The Shocking Reality of Dynamic Airline Pricing: A Personal Experience with United Airlines
Last night, my wife and I made the decision to book flights for an upcoming trip. We have a long-standing loyalty to United Airlines, having earned significant status over the years. On occasion, we opt to book our flights separately, each of us paying for our own ticket, yet flying on identical routes. What transpired during this booking process was both startling and infuriating, shedding light on the complex algorithms that govern airline pricing.
Understanding Dynamic Pricing
It's no secret that airlines employ dynamic pricing strategies, which I assume are primarily influenced by supply and demand, as well as timing. There have also been whispers that your geographical location at the time of booking can impact the price you're offered. For instance, it's rumored that individuals booking from Europe may receive more favorable rates for domestic U.S. flights than those booking from within the United States.
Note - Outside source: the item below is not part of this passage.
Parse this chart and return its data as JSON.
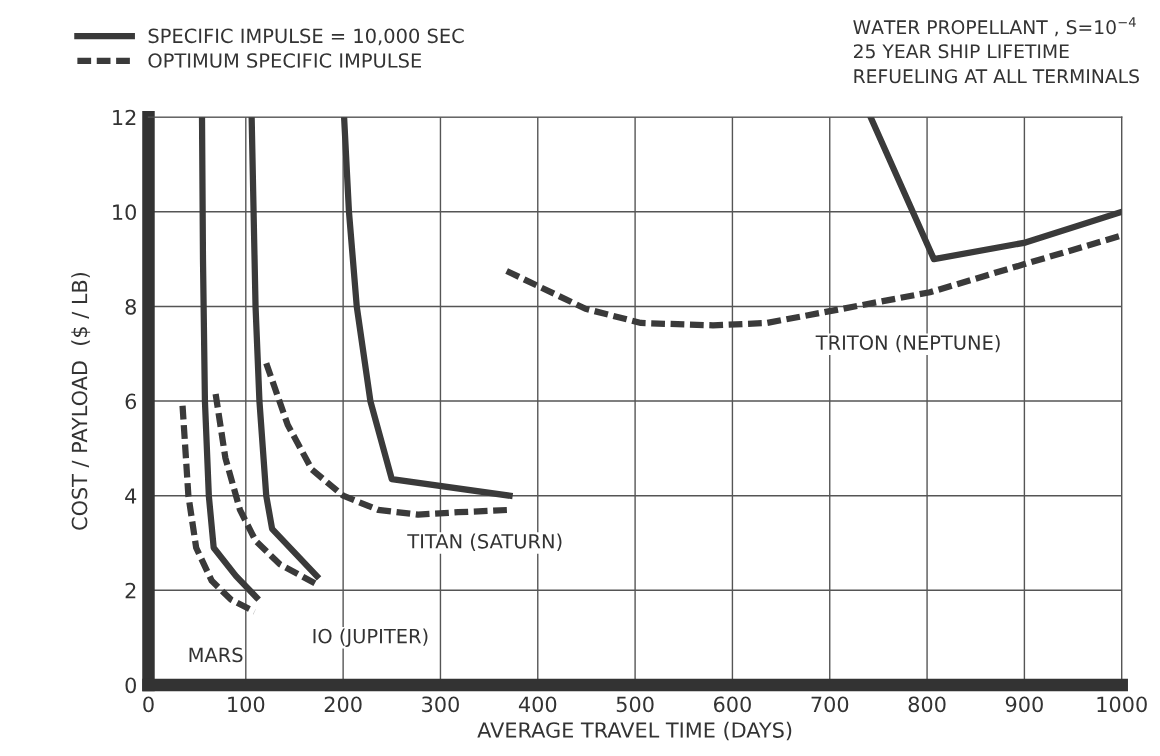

While I had always been somewhat skeptical of this claim, my recent experience has made me a firm believer.
I am now convinced that airlines are not only leveraging location as a factor for dynamic pricing, but also a multitude of other factors that define you as a person and consumer. This is akin to Instagram suggesting a sweatshirt that complements the t-shirt you just purchased (prior purchase history), or a San Francisco-based startup CEO being targeted with ads for private jet travel (work and income). In the case of airlines, they may also be using data such as your travel frequency, preferred destinations, family size, and more to tailor your pricing.
A Real-Life Example
Here's what unfolded last night that solidified my belief in this theory. My wife suggested we book our flights for a trip we have planned next month. She quickly found a round-trip fare for $288 and proceeded to book her ticket. While sitting next to her, I searched for the same flights, on the same days, and with the same tier of frequent flyer status. Astonishingly, my fare came out to be $222—a 23% discount compared to my wife's rate.
But the story doesn't end there. I soon realized that I had inadvertently used my work credit card for the booking. Upon contacting customer service via the mobile app's live chat feature, I was informed that the payment method couldn't be changed; I would have to cancel and rebook. Within a mere 10 minutes of my initial booking, I found that the price had escalated to $241—a 9% increase.
The Implications
We were quoted three different prices for the exact same flight, all within a span of 10 minutes, and under identical conditions—Same wifi, same type of device, same app, no VPN. While these fluctuations may not significantly impact our wallets, consider a 23% price difference on an international flight costing $2,000; one traveler could end up paying $460 more than another.
I have a few other trips that I still need to book, so I intend to further investigate this phenomenon by experimenting with various booking conditions, such as using a VPN, logging in and out of the United app, and employing incognito mode. I will share my findings in a subsequent post. I can’t wait to see what happens.
Is This Legal?
This experience raises questions about the legality of such pricing strategies. Is it lawful to charge different prices for the same service based on factors like income, employment, or IP address? It probably is legal in the US, but it certainly is concerning. As a consumer, I prefer price transparency and equal treatment. Sure, price based on supply/demand, but charge me the same as you charge my neighbor. That’s what I get when I go to a restaurant, buy electronics, or purchase a ticket to a concert. I don’t think it is too much to ask for from an airline.